In 2010 the hatchery updated all eight of the recirculation units used to rear razorback suckers. The recirculation systems are comprised of a waterproof platform that keeps untreated river water from entering the rearing system, 1 HP Jacuzzi water pumps, stainless steel UV sterilizers, DE filters, heat diffusers and air blowers. All this equipment was updated or replaced along with new air manifolds, air lines and air stones. In addition, the plumbing, including piping that directs water through solar panels on the roof tops has been updated since the desert sun turns PVC brittle after a few short years. By updating these systems, the recirculation units have improved water movement, water quality and heating efficiency. The new systems are less maintenance and ultimately will give Willow Beach NFH the ability to produce higher quality razorback suckers for years to come.
Tapping into the sun
In March 2010, Willow Beach National Fish Hatchery installed an 8.39 Kilowatt Photo Voltaic power system. Willow Beach is located in the Mohave Desert in Arizona (the sunniest state in the U.S.) and averages 334 days a year of sunshine. This makes the hatchery a perfect location to generate solar electricity and reduce consumption. Although this will not generate enough power to operate the hatchery, it does help. We are looking forward to years of free energy to come from the sun!
Redesigned Feeder Racks
In 2012 hatchery staff designed and manufactured new feeding racks that are built from steel. The new rack design puts the feeders in the center of the raceway for better feed dispersion. The new racks are also more ergonomically friendly because of the height they rest at when they are in the up position which makes loading the feeder easier. An additional benefit is that the racks keep the feeder out of reach of tourists.

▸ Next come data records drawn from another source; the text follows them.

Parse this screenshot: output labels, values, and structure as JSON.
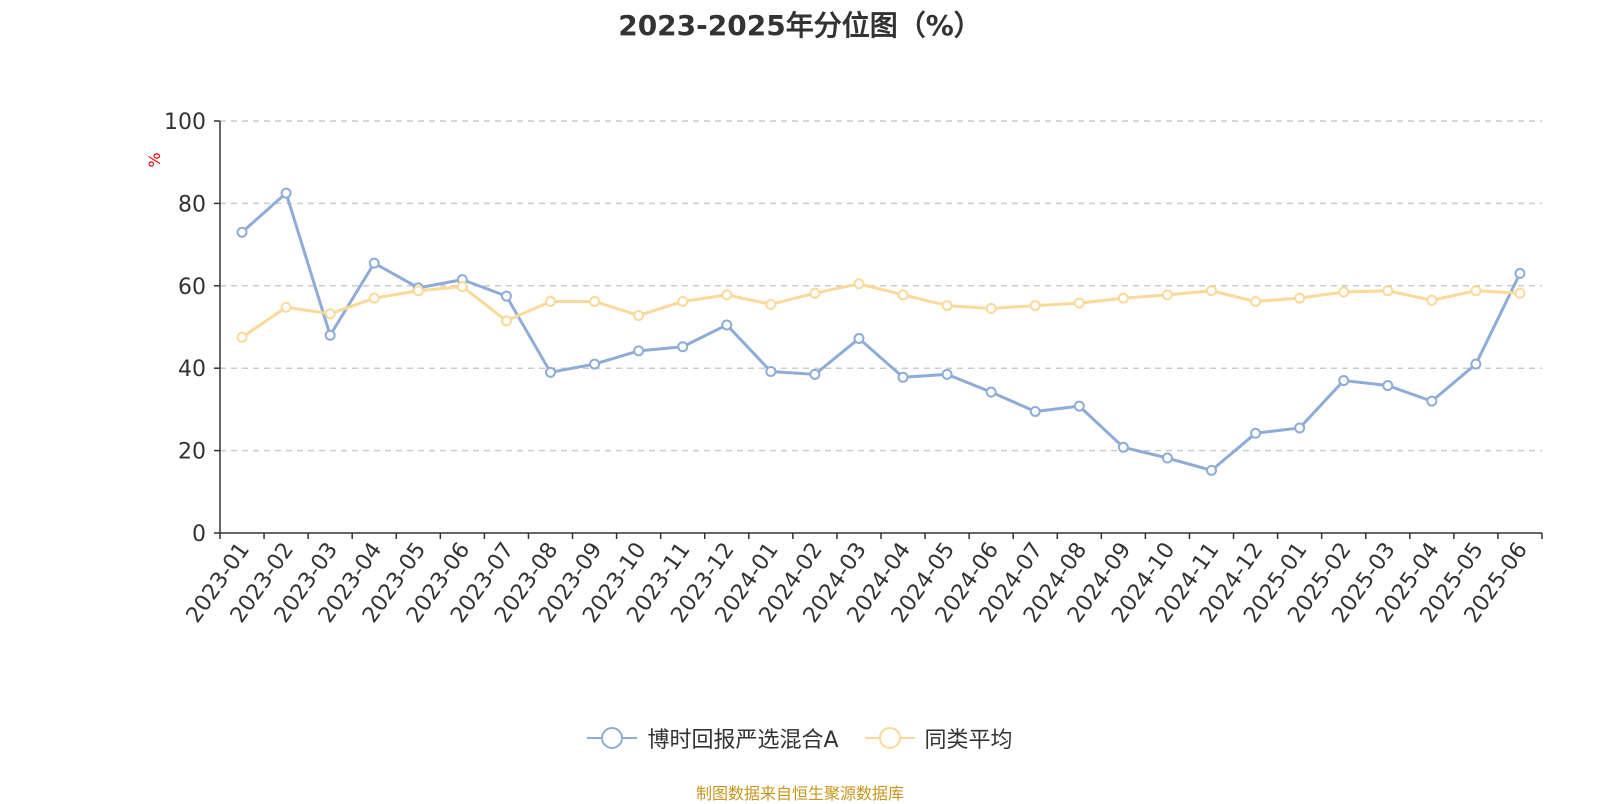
{
  "chart_data": {
    "type": "line",
    "title": "2023-2025年分位图（%）",
    "ylabel": "%",
    "ylim": [
      0,
      100
    ],
    "yticks": [
      0,
      20,
      40,
      60,
      80,
      100
    ],
    "grid": "horizontal-dashed",
    "legend_position": "bottom",
    "categories": [
      "2023-01",
      "2023-02",
      "2023-03",
      "2023-04",
      "2023-05",
      "2023-06",
      "2023-07",
      "2023-08",
      "2023-09",
      "2023-10",
      "2023-11",
      "2023-12",
      "2024-01",
      "2024-02",
      "2024-03",
      "2024-04",
      "2024-05",
      "2024-06",
      "2024-07",
      "2024-08",
      "2024-09",
      "2024-10",
      "2024-11",
      "2024-12",
      "2025-01",
      "2025-02",
      "2025-03",
      "2025-04",
      "2025-05",
      "2025-06"
    ],
    "series": [
      {
        "name": "博时回报严选混合A",
        "color": "#8eacd8",
        "values": [
          73.0,
          82.5,
          48.0,
          65.5,
          59.5,
          61.5,
          57.5,
          39.0,
          41.0,
          44.2,
          45.2,
          50.5,
          39.2,
          38.5,
          47.2,
          37.8,
          38.5,
          34.2,
          29.5,
          30.8,
          20.8,
          18.2,
          15.2,
          24.2,
          25.5,
          37.0,
          35.8,
          32.0,
          41.0,
          63.0
        ]
      },
      {
        "name": "同类平均",
        "color": "#fbd99a",
        "values": [
          47.5,
          54.8,
          53.2,
          57.0,
          58.8,
          59.8,
          51.5,
          56.2,
          56.2,
          52.8,
          56.2,
          57.8,
          55.5,
          58.2,
          60.5,
          57.8,
          55.2,
          54.5,
          55.2,
          55.8,
          57.0,
          57.8,
          58.8,
          56.2,
          57.0,
          58.5,
          58.8,
          56.5,
          58.8,
          58.2
        ]
      }
    ]
  },
  "source_note": "制图数据来自恒生聚源数据库"
}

Achii Hanyo Native Fish Facility
Developed in partnership with members of the Hopi, Chemehuevei, Navajo, and Mohave tribal nations known as CRIT a former commercial aquaculture facility was renovated to accommodate the rearing and production of native fishes.
Achii Hanyo help address the need identified under the Lower Colorado Multi Species Conservation Plan and the FWS Endangered Species Program for 600,000 Bonytail chub and 600,000 Razorback suckers to be produced and repatriated to the Lower Colorado River over fifty years.